There is therefore a huge difference, the Prefect of the clergy stressed, between “ecclesiastical radicalism” which “refers to a relationship and leads on to God and the cultural relativism that is dominant.”  

“Who is more free?” Piacenza asked himself. “Those who know their journey’s destination and enjoy each stage of it or those who are forced to wander from one place to another, with no purpose? Who is more “modern”? Those who live in the present, intuiting its meaning rooted in the past thus heading towards a bright future, or those who are prisoners of the present, with no roots and no prospects?”

“No one - the cardinal added – loves freedom, progress and modernity more than the Church, because the Church is the communion of those who have been freed by Christ forever. They belong to Him through this freedom, becoming witnesses of it and desiring it for themselves and for all people, fighting for it, so that all those who are given the opportunity to enjoy this extraordinary experience we call life, can embrace the freedom offered by Christ.”

It is “this infinite love of God, who became man that brings the Church to passionately love every human being. Even non-Christians, even those who are not believers are loved by the Church because they are human, because the Church, the community of those saved by Christ makes freedom a real experience and strives for the recognition of the freedom and dignity - which are fundamental and integral to it as a body - of each and every person throughout the world.”

The cardinal explained that in contrast to all ideologies which aim to diminish or eliminate its presence, the Church has “the advantage of being alive and living, in a completely modern and contemporary way, in the present; in this present!”

“The partial, unilateral and deliberately “intransigent” presentation of the Church, - Piacenza went on to say – is part of the suppression of freedom and as clergy we must deeply examine our consciences because the preaching, teaching - even of theology - and the testimony of life, are often not used as instruments for that experience of an event, of a meeting with a person that gives life a whole new meaning,” as the Pope wrote in his prologue to the encyclical Deus caritas est.

In the final part of his inaugural lecture, the Prefect of the Clergy spoke about the Church’s mission: “Despite the persecution, which will last until the end of time and history, the Church will carry on being a witness of Christ, because He “represents what is dearest to us,” he is the very reason for which the Church exists.”
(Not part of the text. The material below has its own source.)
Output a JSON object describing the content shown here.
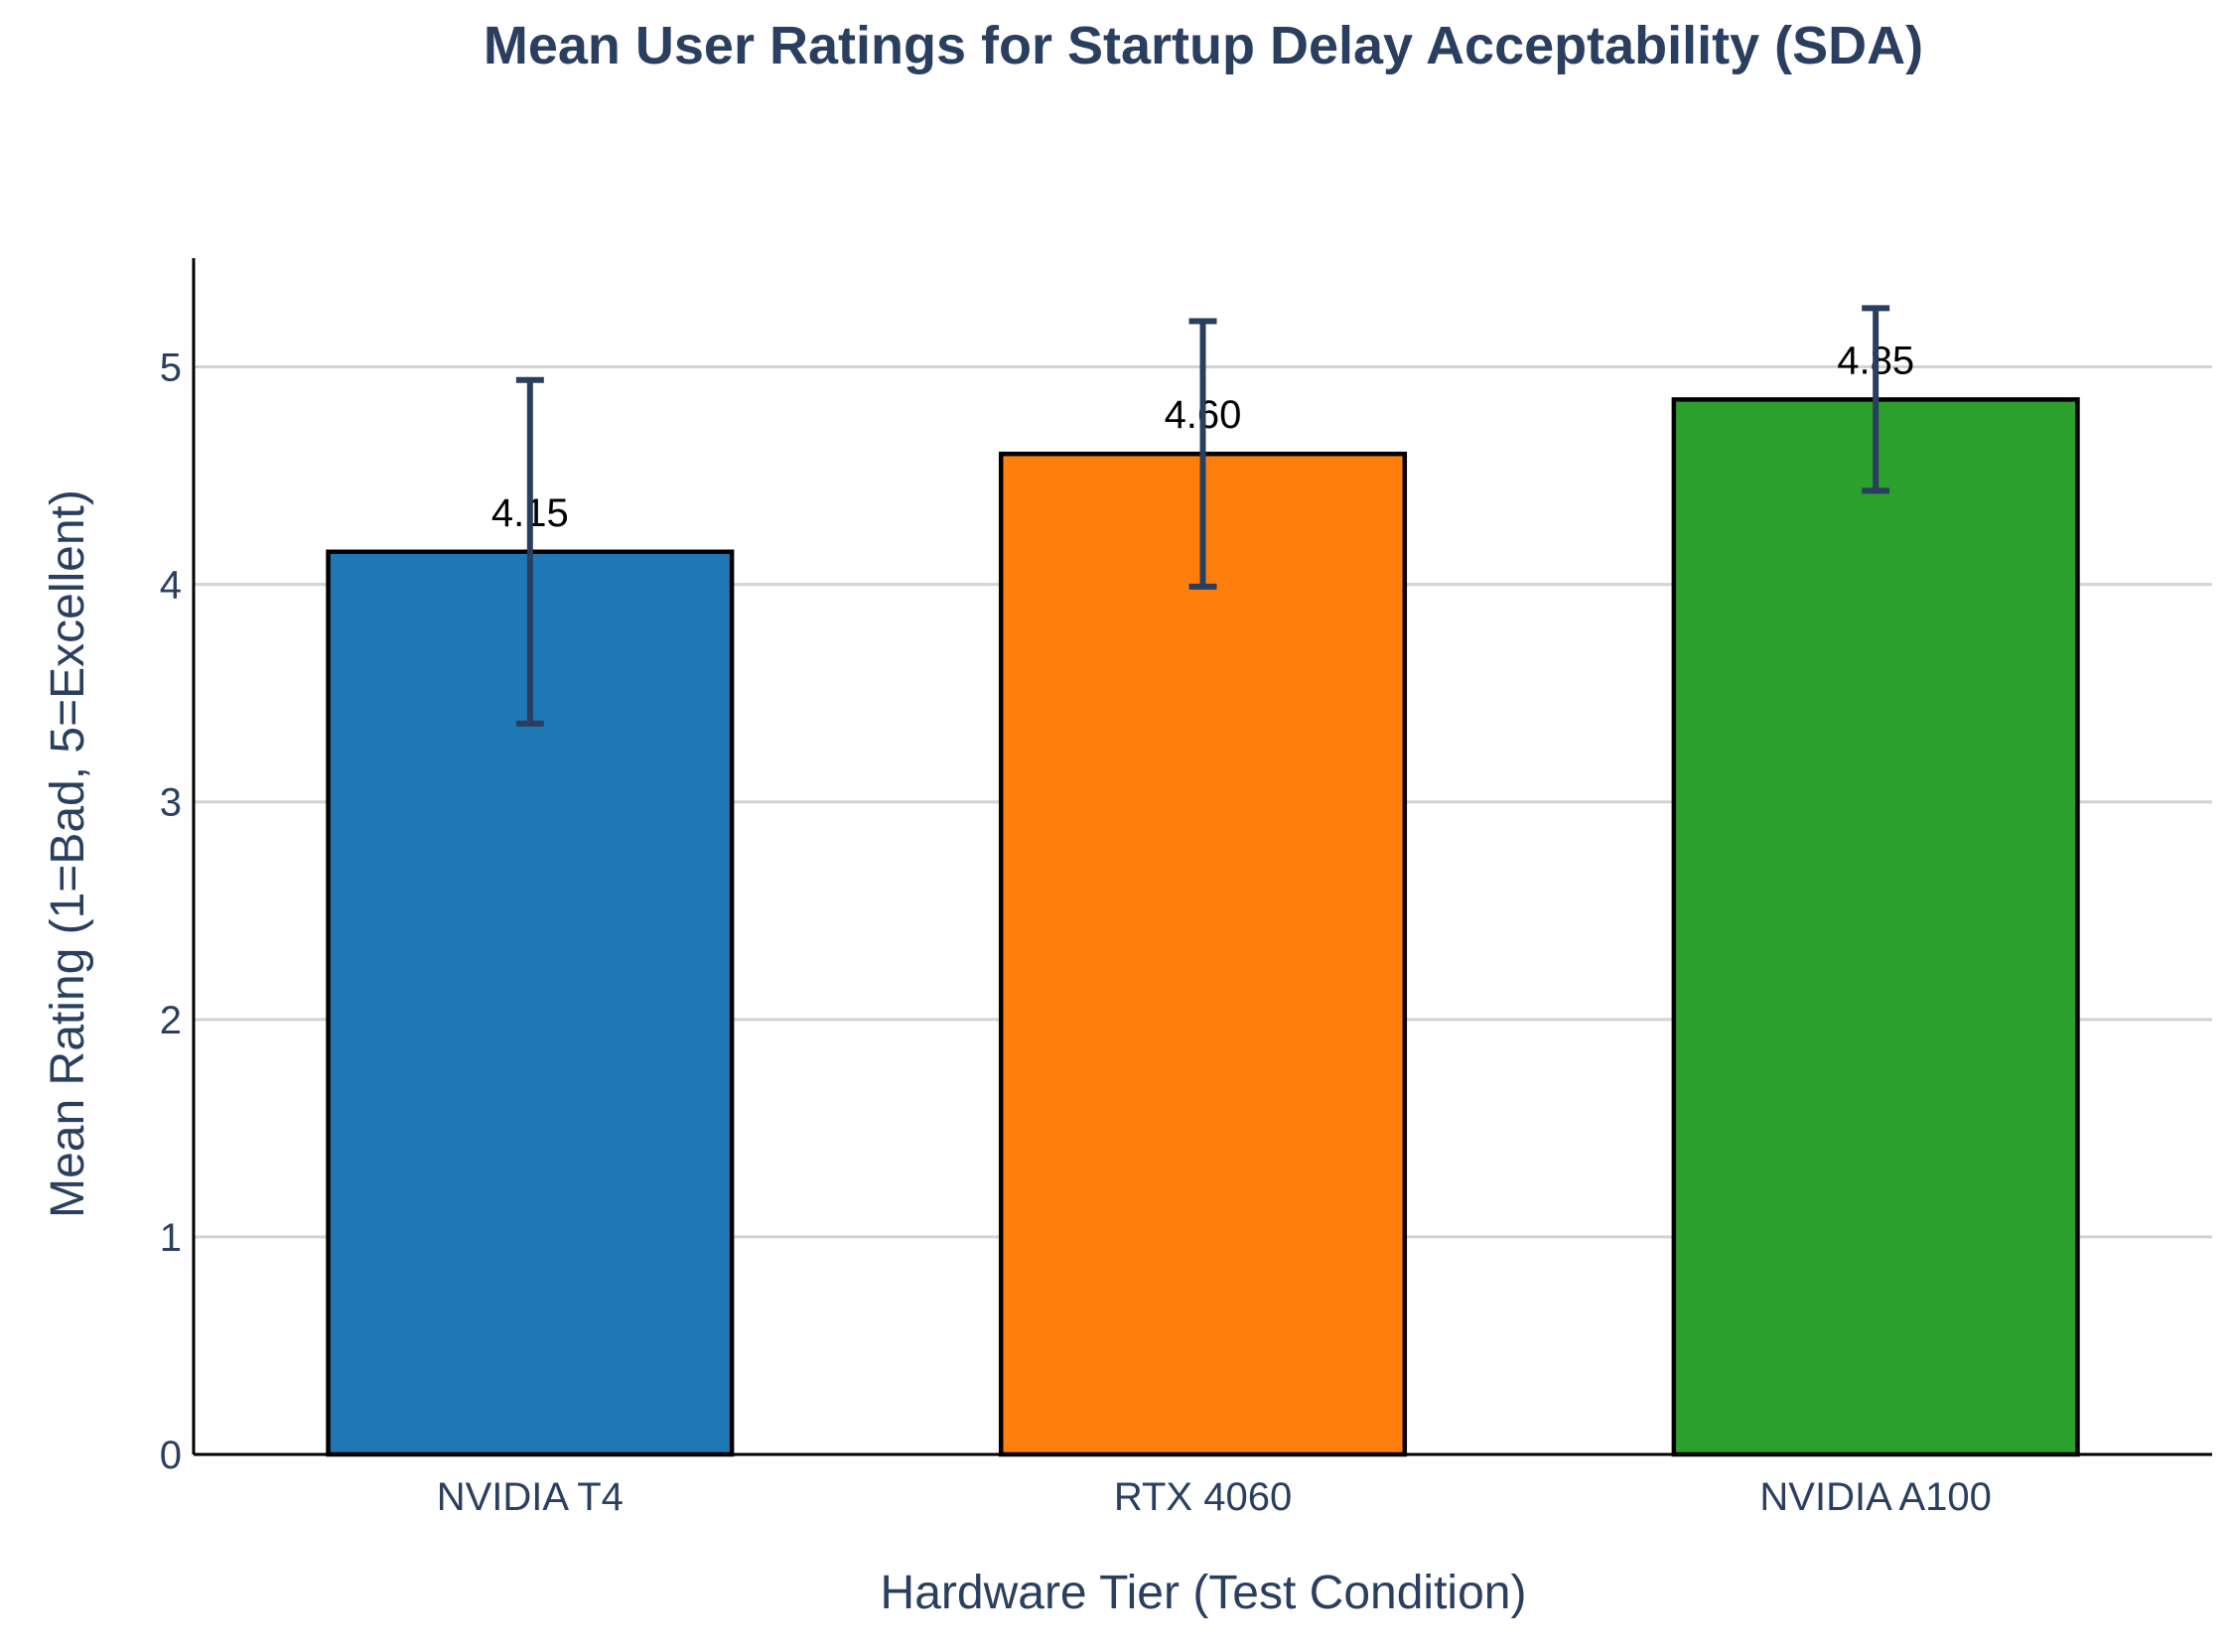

“Being fitness to Christ - he concluded – also means loving humanity, loving freedom, loving true progress… No one, not even believers have any reason to fear the Church. The Church is not against anybody. It stands for Christ, the Gospel and thus human beings. The Church does not impose its truth on anyone but proposes the truth to everyone, offering everyone a meeting with Christ. An act of faith would not be one if it was not free and this is also the reason of its worth.”